Her scientific knowledge certainly helped in crafting Callie Vee, whose choice of reading material is Darwin’s On the Origin of Species and whose preferred activity is collecting botanical specimens. Laura Godwin, Henry Holt’s publisher and Kelly’s editor, had recently acquired Deborah Heiligman’s Charles and Emma, about the nexus of science and Christianity inside the Darwins’ loving and supportive marriage. Kelly’s manuscript was the middle-grade fictional yin to Heiligman’s YA nonfiction yang.
“When we got the manuscript, it was love at first sight, but we weren’t the only clever ones--there was competition,” says Godwin. “So I asked to speak to the author, and we learned we had much background in common. We both grew up in Canada, and my father was a botanist. It was one of those wonderful moments where you find out you not only love the writing but there’s this nice connection, too.”
Godwin gave Kelly a two-book contract, but she isn’t sure what she’ll write next.
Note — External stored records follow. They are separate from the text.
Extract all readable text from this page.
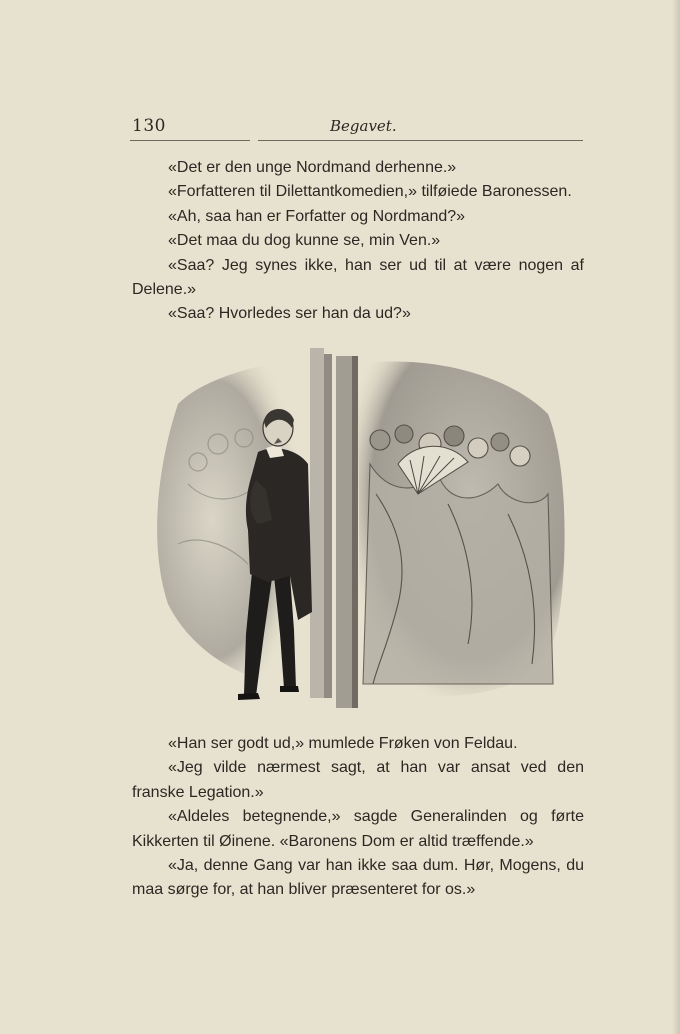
130	Begavet.

«Det er den unge Nordmand derhenne.»

«Forfatteren til Dilettantkomedien,» tilføiede Baronessen.

«Ah, saa han er Forfatter og Nordmand?»

«Det maa du dog kunne se, min Ven.»

«Saa? Jeg synes ikke, han ser ud til at være nogen af Delene.»

«Saa? Hvorledes ser han da ud?»

«Han ser godt ud,» mumlede Frøken von Feldau.

«Jeg vilde nærmest sagt, at han var ansat ved den franske Legation.»

«Aldeles betegnende,» sagde Generalinden og førte Kikkerten til Øinene. «Baronens Dom er altid træffende.»

«Ja, denne Gang var han ikke saa dum. Hør, Mogens, du maa sørge for, at han bliver præsenteret for os.»
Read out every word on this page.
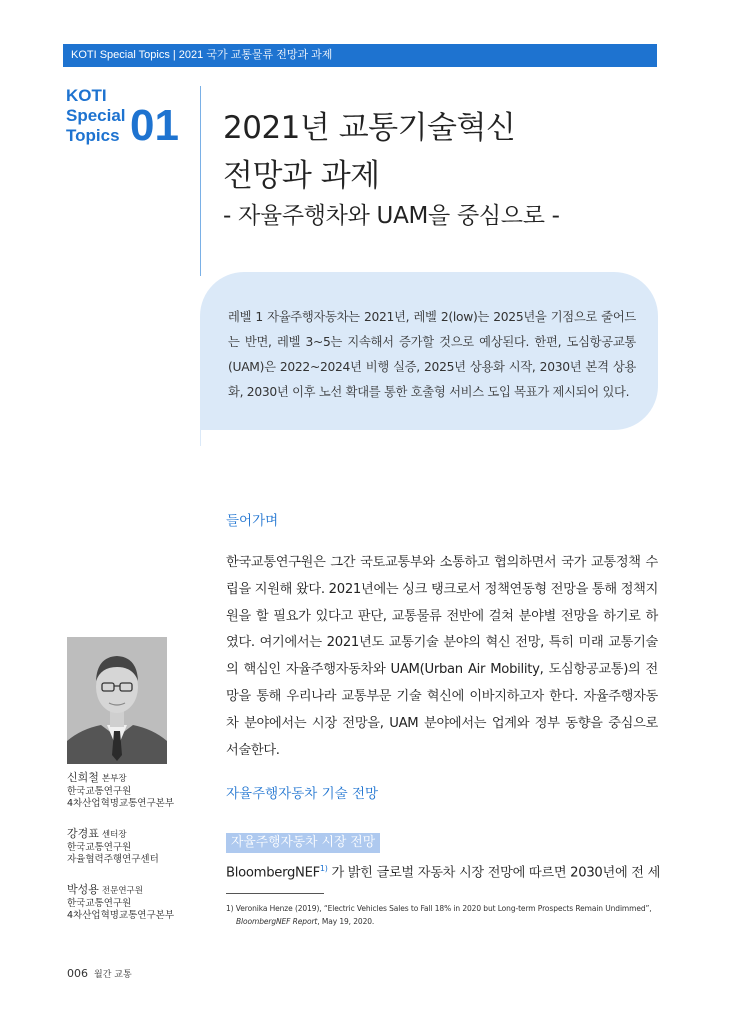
KOTI Special Topics | 2021 국가 교통물류 전망과 과제
KOTI
Special
Topics 01 2021년 교통기술혁신
전망과 과제
- 자율주행차와 UAM을 중심으로 -
레벨 1 자율주행자동차는 2021년, 레벨 2(low)는 2025년을 기점으로 줄어드는 반면, 레벨 3~5는 지속해서 증가할 것으로 예상된다. 한편, 도심항공교통(UAM)은 2022~2024년 비행 실증, 2025년 상용화 시작, 2030년 본격 상용화, 2030년 이후 노선 확대를 통한 호출형 서비스 도입 목표가 제시되어 있다.
들어가며
한국교통연구원은 그간 국토교통부와 소통하고 협의하면서 국가 교통정책 수립을 지원해 왔다. 2021년에는 싱크 탱크로서 정책연동형 전망을 통해 정책지원을 할 필요가 있다고 판단, 교통물류 전반에 걸쳐 분야별 전망을 하기로 하였다. 여기에서는 2021년도 교통기술 분야의 혁신 전망, 특히 미래 교통기술의 핵심인 자율주행자동차와 UAM(Urban Air Mobility, 도심항공교통)의 전망을 통해 우리나라 교통부문 기술 혁신에 이바지하고자 한다. 자율주행자동차 분야에서는 시장 전망을, UAM 분야에서는 업계와 정부 동향을 중심으로 서술한다.
자율주행자동차 기술 전망
자율주행자동차 시장 전망
BloombergNEF$^{1)}$ 가 밝힌 글로벌 자동차 시장 전망에 따르면 2030년에 전 세
1) Veronika Henze (2019), “Electric Vehicles Sales to Fall 18% in 2020 but Long-term Prospects Remain Undimmed”,
BloombergNEF Report, May 19, 2020.
신희철 본부장
한국교통연구원
4차산업혁명교통연구본부
강경표 센터장
한국교통연구원
자율협력주행연구센터
박성용 전문연구원
한국교통연구원
4차산업혁명교통연구본부
006 월간 교통
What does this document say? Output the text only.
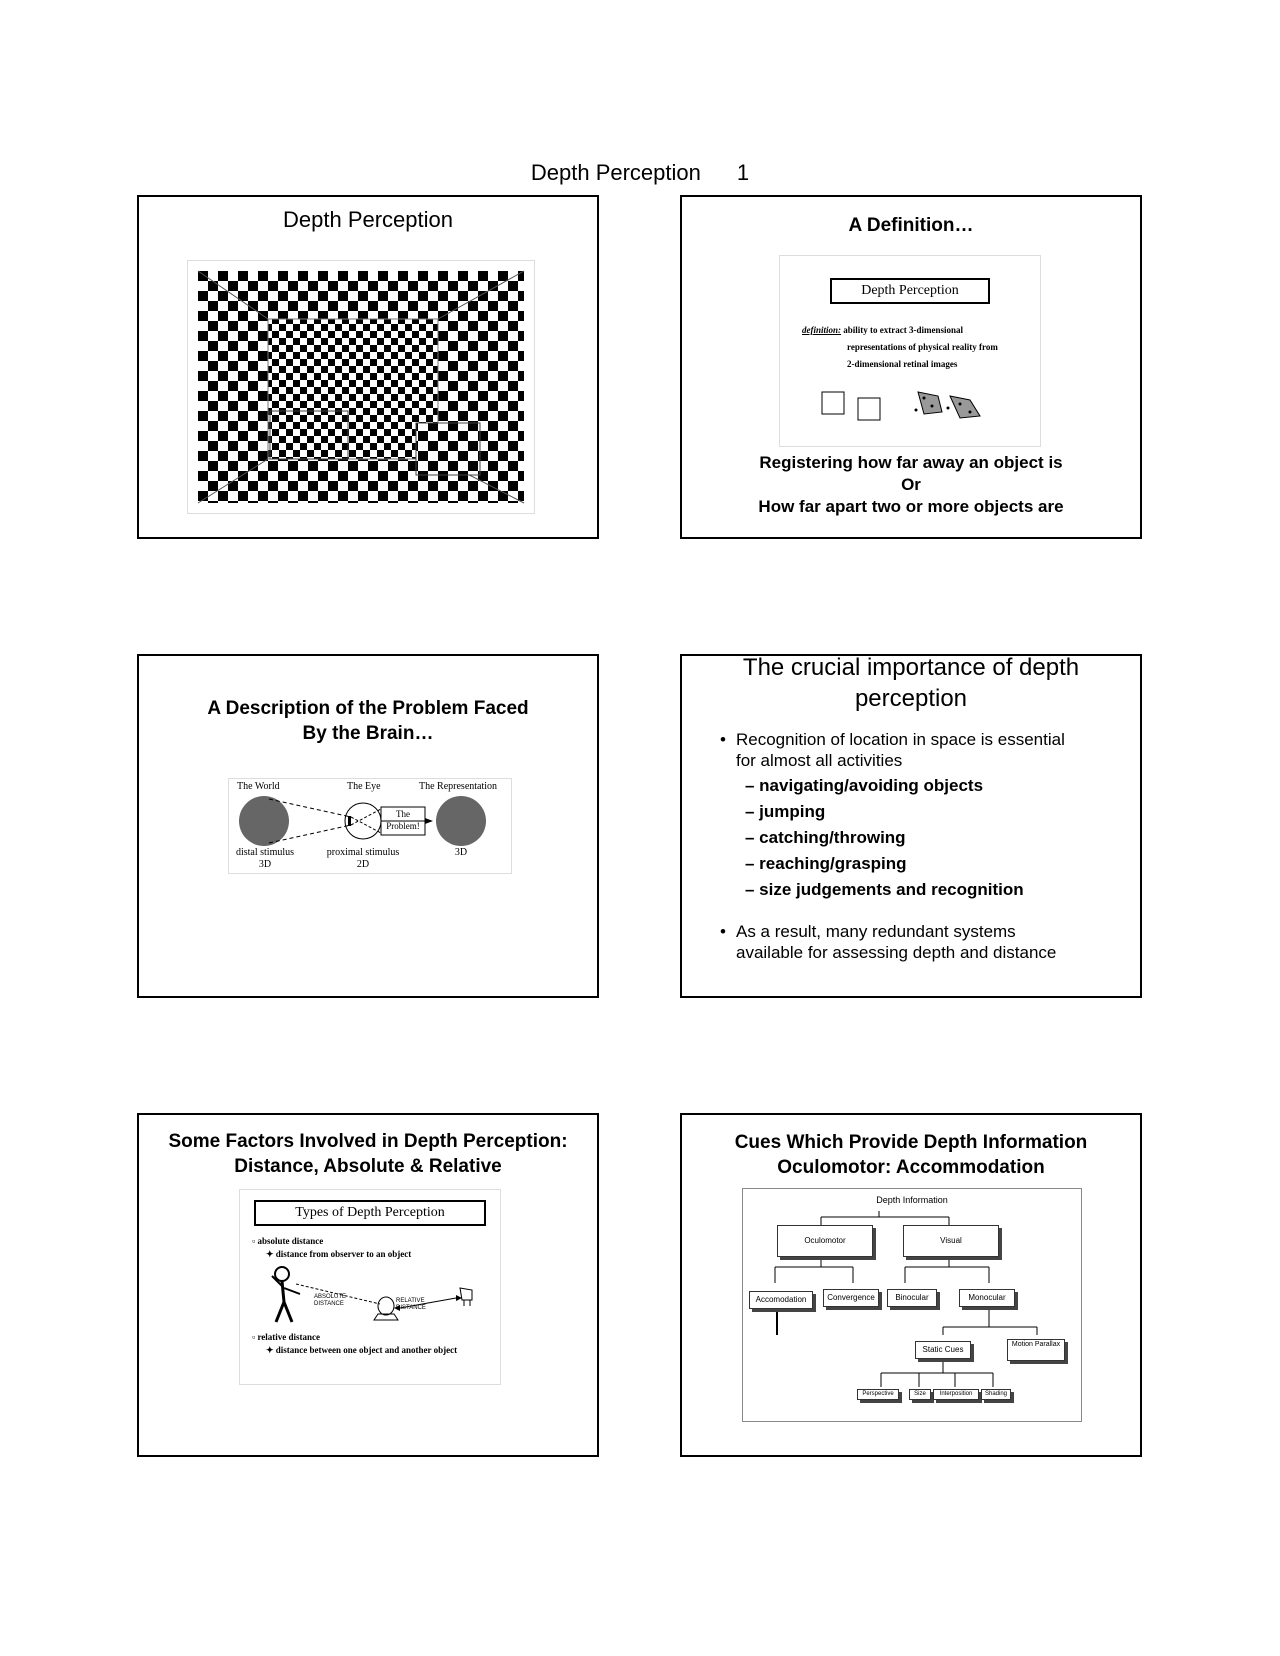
Depth Perception 1
Depth Perception	A Definition…
Depth Perception
definition: ability to extract 3-dimensional
representations of physical reality from
2-dimensional retinal images
Registering how far away an object is
Or
How far apart two or more objects are
A Description of the Problem Faced
By the Brain…
The World	The Eye	The Representation
The
Problem!
distal stimulus
3D
proximal stimulus
2D
3D
The crucial importance of depth
perception
• Recognition of location in space is essential
for almost all activities
– navigating/avoiding objects
– jumping
– catching/throwing
– reaching/grasping
– size judgements and recognition
• As a result, many redundant systems
available for assessing depth and distance
Some Factors Involved in Depth Perception:
Distance, Absolute & Relative
Types of Depth Perception
▫ absolute distance
✦ distance from observer to an object
ABSOLUTE
DISTANCE	RELATIVE
DISTANCE
▫ relative distance
✦ distance between one object and another object
Cues Which Provide Depth Information
Oculomotor: Accommodation
Depth Information
Oculomotor	Visual
Accomodation	Convergence	Binocular	Monocular
Static Cues
Motion Parallax
Perspective	Size	Interposition	Shading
She’s working on something inspired by Kenneth Grahame’s The Wind in the Willows, a book she loves, and is thinking about a sequel that follows Calpurnia into the 20th century. Godwin professes no worries that her author will find another field to conquer. “It’s quite astonishing, but she says those other two careers were practice careers. What she really wants to do is write,” Godwin says. “And I’m all for that.”
From the editor, Laura Godwin: "My first thought upon reading this manuscript was, Who wouldn't love this book? A novel that begins on a sweltering summer's day in 1899 that is described so vividly we can feel the Texas heat. Add to that an effervescent protagonist who is tenacious, un-self-conscious and a girl who likes science. The fact that she is surrounded by six brothers and wonderful grownups who actually act like real grownups do only makes the story all the more irresistible. The manuscript was so obviously fun, thoughtful and beautifully written that deciding to publish it was easy."